The recent release of Vault’s Top 25 Firms for Associates has named Paul Hastings as the new overall #1. The survey jumps Paul Hastings ahead of DC-based Williams & Connolly, which held the top spot last year. The remainder of the top 10, along with individual category winners and other notables are listed in the chart below:
|RANK FIRM CATEGORY WINS
|1 Paul Hastings Overall Ranking; Hours
|2 Ropes & Gray —
|3 Williams & Connolly Satisfaction; Culture; Work; Outlook; Relations; Hiring
|4 Irell & Manella —
|5 Gibson Dunn —
|6 Foley Hoag —
|7 Patton Boggs Pro Bono
|8 Patterson Belknap —
|9 Fish & Richardson —
|10 Baker Donelson Transparency
|— Quarles & Brady Informal Training, Mentoring & Sponsorship
|— Wachtell Compensation
As you can see, even though Williams & Connolly fell from the top spot, the firm is still clearly doing right by its associates. It finished as the category winner in a whopping seven categories: satisfaction, culture, work, career outlook, business outlook associate/partner relations, hiring.
In a recent blog article for The Careerist by Vivian Chen, Chen spoke with Vault’s director of research, Vera Djordjevich, about the findings. Says Djordjevich, “I think there can be a perception that the firms that have the biggest and best-known names are great for an attorney’s resume but not the most pleasant workplaces, and our quality of life rankings demonstrate that isn’t necessarily the case…a lot of firms have it all—great reputation, quality work, congenial atmosphere, and partners who take associate development seriously.”
Chen goes on to note that Wachtell’s #1 ranking in pay is no surprise given profits per partner of $4,975,000. Interestingly, Quinn Emanuel is nowhere to be found in the top 25, which is somewhat shocking given similar sky high profits per partner of $4,435,000. Chen also gave special recognition to New York-based Patterson Belknap’s for their appearance in the top 10 at #8. Not bad in the city that never sleeps—their associates seem to be sleeping just fine.

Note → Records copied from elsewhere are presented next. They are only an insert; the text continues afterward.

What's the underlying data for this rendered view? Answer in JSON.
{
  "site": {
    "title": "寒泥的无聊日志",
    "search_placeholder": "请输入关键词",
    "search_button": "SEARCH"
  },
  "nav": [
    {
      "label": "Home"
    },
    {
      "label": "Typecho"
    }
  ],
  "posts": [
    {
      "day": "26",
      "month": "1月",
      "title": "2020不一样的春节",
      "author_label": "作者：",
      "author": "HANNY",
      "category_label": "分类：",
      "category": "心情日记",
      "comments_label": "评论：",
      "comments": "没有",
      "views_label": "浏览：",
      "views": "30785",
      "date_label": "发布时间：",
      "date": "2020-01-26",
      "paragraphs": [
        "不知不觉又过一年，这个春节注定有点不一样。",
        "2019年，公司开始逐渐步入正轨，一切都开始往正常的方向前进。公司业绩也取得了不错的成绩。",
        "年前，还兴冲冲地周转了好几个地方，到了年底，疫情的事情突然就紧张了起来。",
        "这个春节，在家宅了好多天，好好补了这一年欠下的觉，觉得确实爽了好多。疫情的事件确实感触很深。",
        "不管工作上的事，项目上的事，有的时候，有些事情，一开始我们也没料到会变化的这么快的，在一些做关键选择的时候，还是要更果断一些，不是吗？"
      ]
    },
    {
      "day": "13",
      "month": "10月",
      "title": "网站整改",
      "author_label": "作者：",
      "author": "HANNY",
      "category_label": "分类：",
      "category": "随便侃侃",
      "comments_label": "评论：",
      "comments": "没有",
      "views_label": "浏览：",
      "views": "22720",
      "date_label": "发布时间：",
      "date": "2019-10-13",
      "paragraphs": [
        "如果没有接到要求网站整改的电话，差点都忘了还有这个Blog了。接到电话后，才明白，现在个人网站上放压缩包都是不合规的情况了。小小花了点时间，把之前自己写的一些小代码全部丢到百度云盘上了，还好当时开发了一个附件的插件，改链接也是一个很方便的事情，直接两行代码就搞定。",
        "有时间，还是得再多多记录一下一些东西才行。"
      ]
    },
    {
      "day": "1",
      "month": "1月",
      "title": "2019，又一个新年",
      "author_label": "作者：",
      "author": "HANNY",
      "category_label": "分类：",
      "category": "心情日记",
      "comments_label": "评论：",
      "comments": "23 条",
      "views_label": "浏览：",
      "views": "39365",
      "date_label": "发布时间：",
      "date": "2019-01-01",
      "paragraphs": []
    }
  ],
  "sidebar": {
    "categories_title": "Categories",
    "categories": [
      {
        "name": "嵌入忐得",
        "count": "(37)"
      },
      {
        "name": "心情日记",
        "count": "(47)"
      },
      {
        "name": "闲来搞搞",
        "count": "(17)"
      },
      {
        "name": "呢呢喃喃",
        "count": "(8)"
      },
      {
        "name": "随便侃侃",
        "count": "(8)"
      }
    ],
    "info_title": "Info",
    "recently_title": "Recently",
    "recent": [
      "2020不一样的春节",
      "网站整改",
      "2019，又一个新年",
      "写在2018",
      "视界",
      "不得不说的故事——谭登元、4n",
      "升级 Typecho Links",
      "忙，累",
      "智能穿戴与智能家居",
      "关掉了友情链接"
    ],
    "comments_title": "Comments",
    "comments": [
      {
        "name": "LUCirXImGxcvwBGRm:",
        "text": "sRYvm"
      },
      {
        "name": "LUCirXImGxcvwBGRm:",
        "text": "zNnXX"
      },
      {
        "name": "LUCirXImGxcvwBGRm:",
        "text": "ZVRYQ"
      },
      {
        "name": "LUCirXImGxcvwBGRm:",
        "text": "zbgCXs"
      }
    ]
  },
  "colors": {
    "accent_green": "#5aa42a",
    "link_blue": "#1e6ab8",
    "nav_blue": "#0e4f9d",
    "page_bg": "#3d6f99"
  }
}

According to a July 8 AmLaw Daily article, law firm mergers are on course to setting all-time highs halfway through the year. In the first six months of 2013, there have been 39 total tie-ups.
According to Ward Bower of Altman Weil, mergers seem to be the way of the future as a means of achieving growth. Not only is it efficient, it introduces the possibility for synergies and growth on scale that lateral hires that are made here and there do not. In Bower’s own words: “Many firms today are pursuing geographic growth strategies that have them expanding into new regions, which he notes is cheaper in the short term than making lateral hires.” Some notable firms which have struck merger deals recently include:
- Baker & McKenzie adds 45 from United Arab Emirates firm Habib Al Mulla
- Missouri-based Husch Blackwell acquires Brown McCarroll, a 67-lawyer Texas firm
- Philly-based Fox Rothschild merges with 16-lawyer Denver firm Lottner Rubin
- Philly-based Ballard Spahr adds New York litigation botique Stillman & Friedman
- Detroit-based Clark Hill joins with Pittsburgh-based Thorp Reed & Armstrong
- New Orleans-based Adams and Reese adds 23-lawyer SC firm Ellis Lawhorne
The most law firm mergers on record is 70, which occurred in 2008—the same year as the worldwide recession. That year saw an unusually high number of tie ups. As noted AmLaw Daily’s Brian Baxter, 2008 saw “Troutman Sanders ink a tie-up with Washington, D.C.’s Ross, Dixon & Bell, while Charlotte’s Helms Mullis and Kennedy Covington were absorbed into McGuireWoods and K&L Gates, respectively. That same year, the Missouri legal market consolidated following the mergers between Polsinelli Shalton and Shugart Thomson & Kilroy and Blackwell Sanders and Husch & Eppenberger.” Since that time, we have also experienced a number of what Baxter appropriately calls “megamergers” of formerly SNR Denton (now Dentons) and Norton Rose Fulbright. Yet what is happening in 2013 is unprecedented.
This year’s 39 mergers through June have set a blistering pace. If it holds up by continuing at the same rate, the total number of tie-ups will topple 2008’s record-setting year by nearly 10 mergers. The effect that this will have on lateral hiring remains to be seen, but it appears (on the surface at least) to indicate that firms are buying into what Bower and others are saying.